12.1.4 Cognitieve ontwikkeling
De cognitieve ontwikkeling is het proces van het leren. Hiervoor wordt de basis gelegd in de zuigelingenperiode. Door de verdergaande ontwikkeling van het kind doet hij steeds nieuwe ervaringen op, die hij kan plaatsen binnen zijn kenniskader. Het kind weet dat zuigen aan de borst of fles voldoening geeft, ook al kent hij het woord borst of fles nog niet. Als hij eenmaal kan kruipen, zal hij proberen de fles zelf te pakken. En als hij eenmaal zijn ouders kan laten begrijpen wat hij wil, heeft het kind ook geleerd hoe hij aan hen iets duidelijk kan maken.
Veel van deze cognitieve ontwikkeling onttrekt zich aan de waarneming van volwassenen. Wel is in het eerste jaar waar te nemen dat een kind leert herkennen. Hij leert onderscheid te maken tussen bekenden en onbekenden. Hij leert gebruik te maken van eenvoudige voorwerpen (bijvoorbeeld: een fles is drinken, de slaapkamer is naar bed gaan). Geleidelijk leert een kind dat iets wat je niet ziet, niet helemaal weg is (bijvoorbeeld: ‘kiekeboe’-spelletjes). Vanuit een basis van veiligheid, opgedane kennis en ervaringen in de zuigelingenperiode gaat de ontwikkeling verder in de peuterperiode.
12.1.5 Psychosociale en emotionele ontwikkeling
De psychosociale en emotionele ontwikkeling van een zuigeling kan niet los gezien worden van zijn omgeving, het gezin. Een pasgeborene leeft, onbewust van zichzelf en anderen, in zijn eigen wereld. Hoewel ook een zuigeling al in staat is zijn vaste verzorger te herkennen, is het kind zich dat niet bewust. Hij ervaart het leven, met af of aanwezigheid van anderen als ‘een totaal’, waarin hij nog volledig afhankelijk is van anderen voor verzorging en voeding. De enige manier om ongenoegen te uiten is huilen. Toch heeft de zuigeling zijn eigen aanleg en temperament; de één beleeft ongenoegen eerder en geeft hier sneller en heftiger uiting aan dan de ander.
Vanuit het onbewuste, met zijn eigen aanleg en temperament, gaat een zuigeling al snel een interactie aan met de mensen om zich heen. De wijze waarop zijn acties begrepen en beantwoord worden, beïnvloedt het verdere proces.
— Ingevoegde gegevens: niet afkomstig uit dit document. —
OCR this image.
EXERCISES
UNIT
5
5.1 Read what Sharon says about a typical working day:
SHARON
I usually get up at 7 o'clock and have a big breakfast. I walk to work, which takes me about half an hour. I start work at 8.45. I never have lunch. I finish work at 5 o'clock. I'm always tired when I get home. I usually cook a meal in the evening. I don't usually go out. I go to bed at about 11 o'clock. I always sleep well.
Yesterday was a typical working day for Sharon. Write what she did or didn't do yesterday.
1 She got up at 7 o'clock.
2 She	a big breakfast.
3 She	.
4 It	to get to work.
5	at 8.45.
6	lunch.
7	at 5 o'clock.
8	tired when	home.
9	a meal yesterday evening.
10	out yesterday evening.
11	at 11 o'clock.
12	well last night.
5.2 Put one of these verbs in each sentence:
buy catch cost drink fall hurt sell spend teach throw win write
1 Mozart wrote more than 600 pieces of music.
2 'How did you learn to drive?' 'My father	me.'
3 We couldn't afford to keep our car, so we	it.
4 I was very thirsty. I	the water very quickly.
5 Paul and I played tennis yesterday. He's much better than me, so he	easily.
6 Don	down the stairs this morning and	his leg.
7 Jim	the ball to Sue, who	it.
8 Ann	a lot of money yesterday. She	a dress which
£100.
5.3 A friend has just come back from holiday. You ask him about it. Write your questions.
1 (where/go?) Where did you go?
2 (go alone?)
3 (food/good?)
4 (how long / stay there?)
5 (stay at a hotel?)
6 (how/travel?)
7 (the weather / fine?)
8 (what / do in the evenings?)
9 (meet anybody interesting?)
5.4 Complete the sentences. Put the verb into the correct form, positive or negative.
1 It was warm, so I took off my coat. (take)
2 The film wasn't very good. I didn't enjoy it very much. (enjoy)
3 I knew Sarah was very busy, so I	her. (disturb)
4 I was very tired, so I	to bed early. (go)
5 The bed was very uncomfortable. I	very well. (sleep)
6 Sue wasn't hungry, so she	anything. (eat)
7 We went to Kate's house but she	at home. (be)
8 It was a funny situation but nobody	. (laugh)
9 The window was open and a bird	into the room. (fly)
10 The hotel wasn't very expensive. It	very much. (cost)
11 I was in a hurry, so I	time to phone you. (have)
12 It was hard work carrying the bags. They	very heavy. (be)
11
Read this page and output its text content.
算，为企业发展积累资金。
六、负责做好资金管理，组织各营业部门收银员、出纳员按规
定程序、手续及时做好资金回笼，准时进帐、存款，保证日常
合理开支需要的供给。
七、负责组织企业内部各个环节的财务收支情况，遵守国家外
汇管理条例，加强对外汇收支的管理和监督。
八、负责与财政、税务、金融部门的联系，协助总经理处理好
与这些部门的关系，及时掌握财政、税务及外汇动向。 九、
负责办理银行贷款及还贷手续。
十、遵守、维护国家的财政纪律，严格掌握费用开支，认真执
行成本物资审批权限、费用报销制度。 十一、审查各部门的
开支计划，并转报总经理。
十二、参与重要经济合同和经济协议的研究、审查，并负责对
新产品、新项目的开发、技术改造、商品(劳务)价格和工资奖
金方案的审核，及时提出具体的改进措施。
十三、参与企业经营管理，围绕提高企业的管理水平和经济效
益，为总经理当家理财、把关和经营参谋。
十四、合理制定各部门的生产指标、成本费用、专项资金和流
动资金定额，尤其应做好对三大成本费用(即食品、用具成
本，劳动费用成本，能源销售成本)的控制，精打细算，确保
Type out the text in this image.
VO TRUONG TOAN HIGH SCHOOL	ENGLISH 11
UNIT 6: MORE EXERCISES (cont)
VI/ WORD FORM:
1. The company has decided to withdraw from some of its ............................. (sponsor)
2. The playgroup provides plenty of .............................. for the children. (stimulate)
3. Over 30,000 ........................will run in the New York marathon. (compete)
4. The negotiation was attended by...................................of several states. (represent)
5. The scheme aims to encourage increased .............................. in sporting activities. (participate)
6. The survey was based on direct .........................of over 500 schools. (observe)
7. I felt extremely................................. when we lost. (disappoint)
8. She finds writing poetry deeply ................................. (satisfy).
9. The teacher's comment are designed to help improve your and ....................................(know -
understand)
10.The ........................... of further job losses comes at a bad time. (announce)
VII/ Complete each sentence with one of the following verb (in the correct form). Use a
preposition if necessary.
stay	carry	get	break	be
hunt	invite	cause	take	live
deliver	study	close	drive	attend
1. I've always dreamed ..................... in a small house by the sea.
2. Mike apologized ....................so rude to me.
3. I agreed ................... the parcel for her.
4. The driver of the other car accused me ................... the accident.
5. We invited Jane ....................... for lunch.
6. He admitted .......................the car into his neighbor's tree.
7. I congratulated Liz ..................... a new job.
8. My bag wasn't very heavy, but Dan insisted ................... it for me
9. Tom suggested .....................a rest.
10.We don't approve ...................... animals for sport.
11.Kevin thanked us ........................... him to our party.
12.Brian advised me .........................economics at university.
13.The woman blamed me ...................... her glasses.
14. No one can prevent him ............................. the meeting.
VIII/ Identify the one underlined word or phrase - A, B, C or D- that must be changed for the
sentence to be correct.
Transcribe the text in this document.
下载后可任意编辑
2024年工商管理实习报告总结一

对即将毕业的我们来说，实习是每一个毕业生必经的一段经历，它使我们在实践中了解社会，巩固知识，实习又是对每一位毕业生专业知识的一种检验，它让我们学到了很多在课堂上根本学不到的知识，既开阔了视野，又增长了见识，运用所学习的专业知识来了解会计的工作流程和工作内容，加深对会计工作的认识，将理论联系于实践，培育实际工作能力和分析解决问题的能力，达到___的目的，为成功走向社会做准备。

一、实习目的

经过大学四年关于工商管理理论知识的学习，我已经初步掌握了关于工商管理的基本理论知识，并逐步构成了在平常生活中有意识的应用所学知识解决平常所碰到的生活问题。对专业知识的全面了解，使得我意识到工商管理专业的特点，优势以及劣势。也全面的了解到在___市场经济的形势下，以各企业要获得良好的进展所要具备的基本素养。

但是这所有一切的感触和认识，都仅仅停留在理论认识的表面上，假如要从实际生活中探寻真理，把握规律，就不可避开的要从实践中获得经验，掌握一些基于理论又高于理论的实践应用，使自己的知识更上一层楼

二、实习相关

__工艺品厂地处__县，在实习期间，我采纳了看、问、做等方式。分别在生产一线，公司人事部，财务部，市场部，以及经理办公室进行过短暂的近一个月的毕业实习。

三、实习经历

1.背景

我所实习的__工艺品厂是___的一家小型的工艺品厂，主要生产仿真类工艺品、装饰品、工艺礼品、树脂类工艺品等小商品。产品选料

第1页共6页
Het onbewuste lachen wordt bewust lachen, eerst naar iedereen en vervolgens selectief naar degenen die hij kent. Bij de ontwikkeling van de ouderkindrelatie gaat het kind zich – aanvankelijk onbewust – één voelen met de vaste verzorgers. Op basis daarvan ontwikkelt zich een goede ouderkindrelatie, een veilige gehechtheid en leert het kind tegelijkertijd dat anderen anders zijn. De onbewuste pasgeborene ervaart de wereld als een positieve uitdaging. Hij beleeft plezier aan de dingen die hij doet, hij heeft voldoende frustratietolerantie om het bij een mislukte poging opnieuw te proberen. Hij kan boos worden als iets niet lukt of niet mag, verdrietig zijn als hij moe is, of zich niet lekker voelt. Hij kan een ‘onbekende’ driftig afweren, zich laten troosten door een bekende en vervolgens weer vol energie opgewekt de wereld gaan verkennen.